Lui mettre une tartine et finir mes jours en prison pour crime ? Lui dire « vas te faire enculer » ? Non ! Ce serait entrer dans son jeu de harceleuse sado-masochiste et ce serait déclencher l’escalade jusqu’au pain dans la gueule.
Et dire qu’il y en a qui tabassent leur gonzesse tous les jours ! C’est bien ce que mériterait la mienne, alors que je suis à peu près certain que celles qui se font cogner, ne le méritent pas !
Le monde est mal fait : Il y a les couples où l’homme est un bourreau profitant de sa force, lâchement, sur une femme alors qu’il n’oserait pas s’en prendre à un mec et il y a les couples où la femme harcèle son homme avec sa langue de vipère, sa hargne de petit roquet, sa jalousie, sa parano, sa méchanceté. Et il faut qu'on se retienne, c'est très dur...
Si au moins elle osait me frapper, ça me donnerait le prétexte de lui foutre une bonne tatouillée (en espérant m’arrêter à temps) ! Mais non ! Elle n’est pas folle, la guêpe !
En fait le seul moyen que j’ai trouvé pour ne pas tomber dans l’engrenage de la violence, c’est de rompre le combat avant le moment fatidique où je sais que je ne me contrôlerai plus. Je tourne les talons et je vais ailleurs attendre que la moutarde qui me montait au nez, soit redescendue.
C’est un problème de santé aussi : Elle me provoque des montées de tensions, incompatibles avec ma prédisposition aux AVC. C’est peut-être ce qu’elle recherche, d’ailleurs, va savoir ?
 
Drôle de guerre, drôle de vieillesse, drôle d’impasse dans laquelle je me suis engagé, bêtement !
 
J’aurais tant voulu vivre avec une femme douce, tendre, prévenante… Mais c’est fini, Chat échaudé craint l’eau chaude, tiède et même froide.
 
Deux femmes, deux échecs ! Ma faute ? Certainement, c’est si commode ! C’est au moins ma responsabilité d’être allé avec elles !
J’aurais du rester seul. Hommes et femmes ne sont pas miscibles, ils sont huile et vinaigre.
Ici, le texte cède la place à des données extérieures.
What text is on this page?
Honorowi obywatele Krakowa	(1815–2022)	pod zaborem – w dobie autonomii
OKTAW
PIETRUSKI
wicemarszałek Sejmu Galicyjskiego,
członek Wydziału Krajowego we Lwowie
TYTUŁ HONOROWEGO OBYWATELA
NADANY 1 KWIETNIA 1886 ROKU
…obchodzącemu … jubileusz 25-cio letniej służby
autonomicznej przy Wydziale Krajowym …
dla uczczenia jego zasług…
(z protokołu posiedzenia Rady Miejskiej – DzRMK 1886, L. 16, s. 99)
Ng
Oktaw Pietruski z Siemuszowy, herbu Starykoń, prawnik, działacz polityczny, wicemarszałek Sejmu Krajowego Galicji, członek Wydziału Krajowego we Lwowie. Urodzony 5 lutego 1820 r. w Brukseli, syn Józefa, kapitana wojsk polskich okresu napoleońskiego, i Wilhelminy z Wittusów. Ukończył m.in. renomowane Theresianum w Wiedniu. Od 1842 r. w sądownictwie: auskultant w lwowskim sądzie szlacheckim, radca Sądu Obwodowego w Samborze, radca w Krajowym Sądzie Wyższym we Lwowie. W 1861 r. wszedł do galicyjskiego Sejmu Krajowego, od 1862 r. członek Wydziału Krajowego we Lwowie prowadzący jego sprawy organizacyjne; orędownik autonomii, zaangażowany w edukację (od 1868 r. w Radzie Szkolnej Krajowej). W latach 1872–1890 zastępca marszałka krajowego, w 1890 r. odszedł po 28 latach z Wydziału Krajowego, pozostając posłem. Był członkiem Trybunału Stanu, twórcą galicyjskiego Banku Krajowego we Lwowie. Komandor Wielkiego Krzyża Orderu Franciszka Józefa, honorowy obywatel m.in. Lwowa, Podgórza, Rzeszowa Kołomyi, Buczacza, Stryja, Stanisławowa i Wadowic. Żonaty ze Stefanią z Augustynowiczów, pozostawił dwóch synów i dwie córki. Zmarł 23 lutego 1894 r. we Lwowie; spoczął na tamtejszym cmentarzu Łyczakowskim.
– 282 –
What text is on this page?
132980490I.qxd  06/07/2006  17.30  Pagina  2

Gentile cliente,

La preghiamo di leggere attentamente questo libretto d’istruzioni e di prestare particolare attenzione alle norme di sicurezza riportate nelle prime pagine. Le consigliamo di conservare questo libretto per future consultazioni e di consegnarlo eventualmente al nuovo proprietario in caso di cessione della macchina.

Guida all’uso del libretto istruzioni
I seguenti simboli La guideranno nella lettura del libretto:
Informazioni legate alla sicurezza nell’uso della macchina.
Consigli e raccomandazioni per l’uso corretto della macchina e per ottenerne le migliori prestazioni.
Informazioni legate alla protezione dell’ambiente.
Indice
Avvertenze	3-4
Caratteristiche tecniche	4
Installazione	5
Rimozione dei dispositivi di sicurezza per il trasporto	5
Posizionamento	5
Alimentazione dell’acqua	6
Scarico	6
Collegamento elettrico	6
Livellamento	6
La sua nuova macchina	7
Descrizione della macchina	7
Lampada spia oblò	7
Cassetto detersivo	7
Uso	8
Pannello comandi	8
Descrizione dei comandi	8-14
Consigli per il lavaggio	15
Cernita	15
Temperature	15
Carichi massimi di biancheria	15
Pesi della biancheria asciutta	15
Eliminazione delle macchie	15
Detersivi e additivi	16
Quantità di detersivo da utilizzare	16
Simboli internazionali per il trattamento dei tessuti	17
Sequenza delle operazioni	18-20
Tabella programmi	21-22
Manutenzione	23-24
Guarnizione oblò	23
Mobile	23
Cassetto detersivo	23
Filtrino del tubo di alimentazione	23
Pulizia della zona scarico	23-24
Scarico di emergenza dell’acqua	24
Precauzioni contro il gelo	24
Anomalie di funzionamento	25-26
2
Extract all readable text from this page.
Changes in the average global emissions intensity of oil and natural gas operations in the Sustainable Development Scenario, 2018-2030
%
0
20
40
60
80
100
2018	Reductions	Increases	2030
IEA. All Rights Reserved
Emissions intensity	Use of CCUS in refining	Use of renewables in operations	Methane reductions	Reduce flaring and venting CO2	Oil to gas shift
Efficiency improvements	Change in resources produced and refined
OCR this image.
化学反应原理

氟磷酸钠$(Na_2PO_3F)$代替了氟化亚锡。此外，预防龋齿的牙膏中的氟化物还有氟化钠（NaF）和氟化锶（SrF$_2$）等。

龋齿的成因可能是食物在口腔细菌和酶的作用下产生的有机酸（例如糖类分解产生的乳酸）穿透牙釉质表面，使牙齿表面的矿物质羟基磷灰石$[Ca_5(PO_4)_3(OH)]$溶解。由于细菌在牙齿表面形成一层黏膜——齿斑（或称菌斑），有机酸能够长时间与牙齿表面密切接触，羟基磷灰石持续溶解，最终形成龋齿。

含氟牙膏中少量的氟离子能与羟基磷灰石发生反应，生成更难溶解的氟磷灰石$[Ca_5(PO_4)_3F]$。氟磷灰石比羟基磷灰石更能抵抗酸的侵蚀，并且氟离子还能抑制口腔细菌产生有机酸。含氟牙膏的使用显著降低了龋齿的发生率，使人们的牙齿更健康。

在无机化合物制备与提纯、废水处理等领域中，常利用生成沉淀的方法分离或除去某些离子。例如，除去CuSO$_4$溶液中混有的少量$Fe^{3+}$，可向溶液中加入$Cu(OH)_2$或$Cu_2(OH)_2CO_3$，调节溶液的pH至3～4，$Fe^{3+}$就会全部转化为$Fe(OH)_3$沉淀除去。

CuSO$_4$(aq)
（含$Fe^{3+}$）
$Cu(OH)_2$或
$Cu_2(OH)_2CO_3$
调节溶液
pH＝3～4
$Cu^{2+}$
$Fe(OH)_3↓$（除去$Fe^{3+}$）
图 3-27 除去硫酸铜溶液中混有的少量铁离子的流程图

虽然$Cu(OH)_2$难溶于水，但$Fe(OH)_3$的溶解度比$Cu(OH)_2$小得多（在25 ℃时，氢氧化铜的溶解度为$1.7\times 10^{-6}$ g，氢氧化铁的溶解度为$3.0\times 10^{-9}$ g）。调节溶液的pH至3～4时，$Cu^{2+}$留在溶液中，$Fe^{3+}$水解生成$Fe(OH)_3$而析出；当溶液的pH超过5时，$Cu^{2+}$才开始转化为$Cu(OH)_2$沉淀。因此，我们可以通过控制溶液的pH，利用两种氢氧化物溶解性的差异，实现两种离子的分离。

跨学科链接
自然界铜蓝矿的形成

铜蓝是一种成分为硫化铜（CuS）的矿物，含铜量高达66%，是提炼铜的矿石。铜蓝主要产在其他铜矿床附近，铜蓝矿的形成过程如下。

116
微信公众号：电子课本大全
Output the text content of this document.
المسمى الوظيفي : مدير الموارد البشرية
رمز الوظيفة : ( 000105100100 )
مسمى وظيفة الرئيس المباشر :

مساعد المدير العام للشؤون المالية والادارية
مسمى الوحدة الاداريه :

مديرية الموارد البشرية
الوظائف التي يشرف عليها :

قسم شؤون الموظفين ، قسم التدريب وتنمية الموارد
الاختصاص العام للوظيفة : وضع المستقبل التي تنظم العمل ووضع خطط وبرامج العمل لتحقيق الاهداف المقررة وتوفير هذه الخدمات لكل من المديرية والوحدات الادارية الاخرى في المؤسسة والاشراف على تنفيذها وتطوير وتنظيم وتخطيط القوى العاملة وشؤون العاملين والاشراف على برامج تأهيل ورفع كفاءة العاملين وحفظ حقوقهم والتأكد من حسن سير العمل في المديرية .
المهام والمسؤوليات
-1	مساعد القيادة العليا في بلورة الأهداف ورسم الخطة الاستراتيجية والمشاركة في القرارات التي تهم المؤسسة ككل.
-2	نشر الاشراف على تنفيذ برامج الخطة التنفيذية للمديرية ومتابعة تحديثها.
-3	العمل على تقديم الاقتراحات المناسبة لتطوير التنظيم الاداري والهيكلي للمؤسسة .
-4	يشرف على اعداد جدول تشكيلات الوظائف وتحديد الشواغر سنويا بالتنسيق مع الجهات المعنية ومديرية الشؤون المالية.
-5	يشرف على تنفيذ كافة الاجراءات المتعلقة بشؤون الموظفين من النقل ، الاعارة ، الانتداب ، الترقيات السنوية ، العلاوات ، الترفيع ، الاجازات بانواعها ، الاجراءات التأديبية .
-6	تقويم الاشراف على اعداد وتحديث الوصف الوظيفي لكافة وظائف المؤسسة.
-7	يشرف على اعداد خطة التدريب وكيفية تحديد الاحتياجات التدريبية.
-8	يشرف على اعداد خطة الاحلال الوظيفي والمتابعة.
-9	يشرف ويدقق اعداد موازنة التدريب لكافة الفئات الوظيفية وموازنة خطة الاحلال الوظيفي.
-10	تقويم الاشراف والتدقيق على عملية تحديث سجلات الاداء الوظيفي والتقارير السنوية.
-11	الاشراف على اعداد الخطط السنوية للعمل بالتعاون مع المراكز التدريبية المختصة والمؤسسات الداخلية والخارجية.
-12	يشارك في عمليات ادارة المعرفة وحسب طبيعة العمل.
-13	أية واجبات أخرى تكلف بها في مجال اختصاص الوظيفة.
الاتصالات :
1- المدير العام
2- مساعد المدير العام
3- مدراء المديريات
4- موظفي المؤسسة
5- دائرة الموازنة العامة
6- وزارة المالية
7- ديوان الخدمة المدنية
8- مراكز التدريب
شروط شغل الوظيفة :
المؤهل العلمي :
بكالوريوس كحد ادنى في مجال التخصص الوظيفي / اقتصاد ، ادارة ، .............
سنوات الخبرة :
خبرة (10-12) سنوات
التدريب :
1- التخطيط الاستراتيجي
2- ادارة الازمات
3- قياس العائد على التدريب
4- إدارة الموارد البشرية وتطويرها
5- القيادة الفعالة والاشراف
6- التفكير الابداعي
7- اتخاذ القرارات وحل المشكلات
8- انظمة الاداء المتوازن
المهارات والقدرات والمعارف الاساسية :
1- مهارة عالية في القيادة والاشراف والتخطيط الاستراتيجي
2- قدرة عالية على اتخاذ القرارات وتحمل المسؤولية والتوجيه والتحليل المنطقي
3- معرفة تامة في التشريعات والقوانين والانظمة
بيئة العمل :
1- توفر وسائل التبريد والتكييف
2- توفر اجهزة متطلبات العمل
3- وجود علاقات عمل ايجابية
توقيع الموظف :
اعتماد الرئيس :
Deux femmes, deux erreurs, deux échecs, deux impasses, deux malheurs. Le bonheur dans le couple ? Cela n’existe pas ! Une bonne jouissance, un bon orgasme, parfois, oui. Cela se limite à cela. Hormis le sexe, il n’y a rien entre les animaux mâles et femelles de l’espèce à laquelle j’appartiens malgré moi.
Il me reste les gamins (avec hélas, les quelques mauvais héritages de gênes maternels qu'ils ont reçus) et les amis (eux au moins on les choisit mieux, sans attirance sexuelle parasitaires).
 
Et même l’existence de ces personnes est encore un motif de jalousie et de harcèlement pour ma folle-dingue ! Il me reste le blog… Et même ! Que de réflexions hargneuses ne m’a-t-il pas valu. Jalouse du blog ! C'est franchement n'importe quoi !
 
Bon ! Tout va bien pour la journée. J’ai le dos bloqué depuis trois jours, il ne me reste plus que statistiquement, sept à douze jours à tenir. Pour le harcèlement, pas plus longtemps que jusqu’à ce qu’un de nous deux clamse… Après tout, ça m’a donné le motif d’un article ! L’adversité, ça inspire !
 
Tout baigne, quoi !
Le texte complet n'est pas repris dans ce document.